There’d also been some re-shuffling at Libreville: Haveling was still there, but Bateson and two more of his clique had been suspended pending enquiries, while Tally Shavell had been transferred to Wetumpka Penitentiary in Alabama, where apparently they had an even harder-assed prison fixer. The bets were that if Shavell didn’t keep his head down low there, he wouldn’t last more than six months.
Alaysha stopped lap-dancing five months later, when, having turned more of her attention to interior decoration, her client list finally started to grow. She also started to become franker about telling people that she used to lap-dance, stopped trying to cover up or being embarrassed by it.
‘And now?’ they’d ask.
‘The same. Except now it’s just for an audience of one.’ A saucy glance at Jac as she joked.
Jac’s mother had also broken out more on her own, finally getting her work visa and with her past art expertise landing a job at a gallery on Chartres Street two days a week, which within three months became full-time. She and Jean-Marie moved out of Aunt Camille’s place in Hammond and into their own place in Bywater, only a mile from Jac and Alaysha.
With Jac busy with the new company, he and Alaysha had stayed as neighbours, constantly in and out of each other’s apartments, and while they’d talked about getting a place together, they didn’t finally start house-hunting until late summer — just as Katrina hit.
The hurricane completely transformed the city. Some districts, like the Ninth Ward, were totally flattened, and when they were re-built would never be the same again. The most vital criterion for New Orleans house-hunters would forever now be ‘find a place on high ground’.
Everything from the new firm was shifted in box files to a make shift office in Baton Rouge, and when they finally returned six weeks later, the city still looking like a war-zone and the smell of damp seeping through their newly-painted walls, Coultaine commented, ‘Oh well, just think of all the compensation and re-building claims.’ Jac shook his head and smiled wryly. As bad as his father: always look to the bright side.
Larry’s compensation was finally settled soon after they moved back into New Orleans: $1,500,000.
Larry had been seeing Joshua regularly every other weekend and some weekdays too, and whether from that pressure or other problems between Francine and Frank — apparently things had become increasingly tense between them — they finally split up just a month before Katrina hit.
Larry and Francine started seeing each other tentatively again then: occasional dinners out, or often she’d cook dinner for them all when Larry came round to see Joshua. When the compensation paperwork was being completed, Larry remarked to Jac how scared he was by the whole process.
‘So afraid of making the same mistakes as last time. It’s… it’s like starting out all over again.’
You and the city, Jac thought, but when he told Alaysha, she thought it was cute, touching. ‘Almost like they’re teenagers on their first dates all over again.’
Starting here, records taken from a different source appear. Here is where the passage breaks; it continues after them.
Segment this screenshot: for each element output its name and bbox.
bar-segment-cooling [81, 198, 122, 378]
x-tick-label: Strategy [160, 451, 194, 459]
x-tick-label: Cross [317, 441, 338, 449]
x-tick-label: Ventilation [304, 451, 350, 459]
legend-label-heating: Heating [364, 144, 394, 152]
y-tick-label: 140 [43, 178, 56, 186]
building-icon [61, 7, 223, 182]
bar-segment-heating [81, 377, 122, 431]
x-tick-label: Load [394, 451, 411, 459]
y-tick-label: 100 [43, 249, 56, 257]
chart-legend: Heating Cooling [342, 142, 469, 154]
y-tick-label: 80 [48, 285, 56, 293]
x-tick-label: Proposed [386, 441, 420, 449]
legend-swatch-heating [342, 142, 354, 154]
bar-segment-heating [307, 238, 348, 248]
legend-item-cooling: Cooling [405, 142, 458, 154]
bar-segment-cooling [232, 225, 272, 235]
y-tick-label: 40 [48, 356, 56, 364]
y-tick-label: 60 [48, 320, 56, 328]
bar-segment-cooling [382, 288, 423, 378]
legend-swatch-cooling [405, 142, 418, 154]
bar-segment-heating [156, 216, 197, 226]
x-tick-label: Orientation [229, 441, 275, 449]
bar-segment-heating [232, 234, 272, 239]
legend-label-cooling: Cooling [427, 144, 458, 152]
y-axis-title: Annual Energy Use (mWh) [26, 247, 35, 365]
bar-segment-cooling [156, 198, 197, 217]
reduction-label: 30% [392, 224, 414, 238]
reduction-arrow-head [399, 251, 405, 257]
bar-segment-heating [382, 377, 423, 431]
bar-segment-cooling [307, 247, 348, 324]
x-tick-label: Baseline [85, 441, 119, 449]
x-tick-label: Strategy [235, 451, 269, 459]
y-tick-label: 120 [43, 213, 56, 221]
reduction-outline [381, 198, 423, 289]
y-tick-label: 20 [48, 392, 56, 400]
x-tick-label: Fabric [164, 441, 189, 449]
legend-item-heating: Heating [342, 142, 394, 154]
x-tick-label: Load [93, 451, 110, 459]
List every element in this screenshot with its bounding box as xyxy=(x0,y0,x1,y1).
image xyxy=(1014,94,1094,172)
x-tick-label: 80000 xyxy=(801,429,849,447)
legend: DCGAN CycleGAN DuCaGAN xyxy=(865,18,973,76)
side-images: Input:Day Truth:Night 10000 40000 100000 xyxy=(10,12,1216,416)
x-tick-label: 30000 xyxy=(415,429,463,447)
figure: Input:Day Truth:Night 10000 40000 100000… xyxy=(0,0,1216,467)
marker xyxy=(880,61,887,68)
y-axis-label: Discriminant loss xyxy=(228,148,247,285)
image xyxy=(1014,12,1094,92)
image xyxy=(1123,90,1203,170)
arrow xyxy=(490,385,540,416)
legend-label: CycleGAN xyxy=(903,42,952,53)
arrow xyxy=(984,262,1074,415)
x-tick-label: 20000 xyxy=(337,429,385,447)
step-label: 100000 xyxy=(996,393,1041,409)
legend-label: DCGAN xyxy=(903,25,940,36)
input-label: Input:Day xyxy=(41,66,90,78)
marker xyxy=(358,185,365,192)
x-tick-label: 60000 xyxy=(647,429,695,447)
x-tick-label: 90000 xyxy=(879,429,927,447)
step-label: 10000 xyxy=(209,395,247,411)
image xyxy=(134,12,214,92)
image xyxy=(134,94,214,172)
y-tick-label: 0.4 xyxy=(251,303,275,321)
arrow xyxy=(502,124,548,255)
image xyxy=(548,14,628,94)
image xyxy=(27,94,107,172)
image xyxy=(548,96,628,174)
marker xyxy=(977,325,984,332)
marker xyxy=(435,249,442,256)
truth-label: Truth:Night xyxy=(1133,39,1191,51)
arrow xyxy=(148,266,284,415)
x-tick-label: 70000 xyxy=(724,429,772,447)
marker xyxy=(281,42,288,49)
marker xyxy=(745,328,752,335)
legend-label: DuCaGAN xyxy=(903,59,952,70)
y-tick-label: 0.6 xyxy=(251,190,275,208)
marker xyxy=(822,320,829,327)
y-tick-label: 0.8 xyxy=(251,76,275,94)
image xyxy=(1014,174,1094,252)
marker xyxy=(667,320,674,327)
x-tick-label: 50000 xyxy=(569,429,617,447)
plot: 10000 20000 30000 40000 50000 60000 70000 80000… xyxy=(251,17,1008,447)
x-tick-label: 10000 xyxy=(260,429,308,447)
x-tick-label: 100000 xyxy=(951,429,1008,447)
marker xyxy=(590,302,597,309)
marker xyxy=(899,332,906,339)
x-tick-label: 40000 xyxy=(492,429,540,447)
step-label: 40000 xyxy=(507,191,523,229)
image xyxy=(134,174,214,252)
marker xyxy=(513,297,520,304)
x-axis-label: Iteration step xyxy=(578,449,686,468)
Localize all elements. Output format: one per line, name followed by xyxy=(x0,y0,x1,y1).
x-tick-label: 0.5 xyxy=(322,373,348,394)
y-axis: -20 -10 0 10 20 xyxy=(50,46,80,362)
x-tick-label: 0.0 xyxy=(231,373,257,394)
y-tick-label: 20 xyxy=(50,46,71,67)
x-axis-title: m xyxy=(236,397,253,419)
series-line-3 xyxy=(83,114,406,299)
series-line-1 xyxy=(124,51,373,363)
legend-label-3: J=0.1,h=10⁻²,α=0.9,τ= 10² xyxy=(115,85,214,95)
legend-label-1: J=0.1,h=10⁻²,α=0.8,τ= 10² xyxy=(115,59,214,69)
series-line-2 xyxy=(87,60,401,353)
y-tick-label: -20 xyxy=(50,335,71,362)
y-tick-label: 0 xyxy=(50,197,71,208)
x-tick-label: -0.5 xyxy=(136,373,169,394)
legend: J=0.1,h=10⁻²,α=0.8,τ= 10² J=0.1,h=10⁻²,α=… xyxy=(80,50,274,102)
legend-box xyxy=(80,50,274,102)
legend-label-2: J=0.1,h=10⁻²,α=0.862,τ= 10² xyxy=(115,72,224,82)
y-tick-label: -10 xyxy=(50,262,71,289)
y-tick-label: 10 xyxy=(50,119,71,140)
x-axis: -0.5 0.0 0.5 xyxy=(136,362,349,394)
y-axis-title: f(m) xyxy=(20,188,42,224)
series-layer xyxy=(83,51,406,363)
Jac and Alaysha started looking at houses again in late November, and finally found a place on the West Bank at Algiers Point — a period bungalow with great river views from its front terrace — to move into just a week before Christmas.
Their first Christmas with family — Jean-Marie, his mother and Alaysha’s — since the nightmare of a year ago.
It was a mad rush. They were still unpacking boxes from their apartments as they put the last decorations on the Christmas tree. And as Jac opened one of their Christmas cards, he suddenly paused, his eyes starting to fill.
It was from Larry:
Jac, thanks for everything! Josh told me that he’d never seen snow before, so I thought it was a good idea to bring him and Fran up here to Aspen.
Merry Christmas!
But it was the small Polaroid inside that had brought a lump to Jac’s throat: Larry with an arm around Fran and Josh each side, the three of them by a snow-laden fir tree as they smiled at the camera.
Hands trembling as the emotions gripped him, Jac passed the photo to Alaysha. ‘Isn’t that… that picture worth a thousand — ’
Alaysha, hearing the tremor in his voice, simply touched one finger against his lips, seeing in his eyes in that moment all the softness and vulnerability that had first drawn her to him; and as she looked at the photo and felt the tears softly sting her eyes too, she started planting gentle kisses where a second ago her finger had been. ‘Yes, it is, Jac… yes it is.’
And Jac, feeling those kisses, was reminded of all the times in the dead of night when he’d suddenly find himself back in the dark water, struggling to make it to the surface, breathe again… and Alaysha would lay the same kisses on one cheek as she shook him gently back awake, ‘Are you okay, Jac… are you okay?’
The dreams were less frequent now, the stark, chilling memories fading with each passing month — until finally, hopefully, they’d be like Larry Durrant’s memory of being at the Roche house that night all those years ago.
Someone else’s memory, not even his.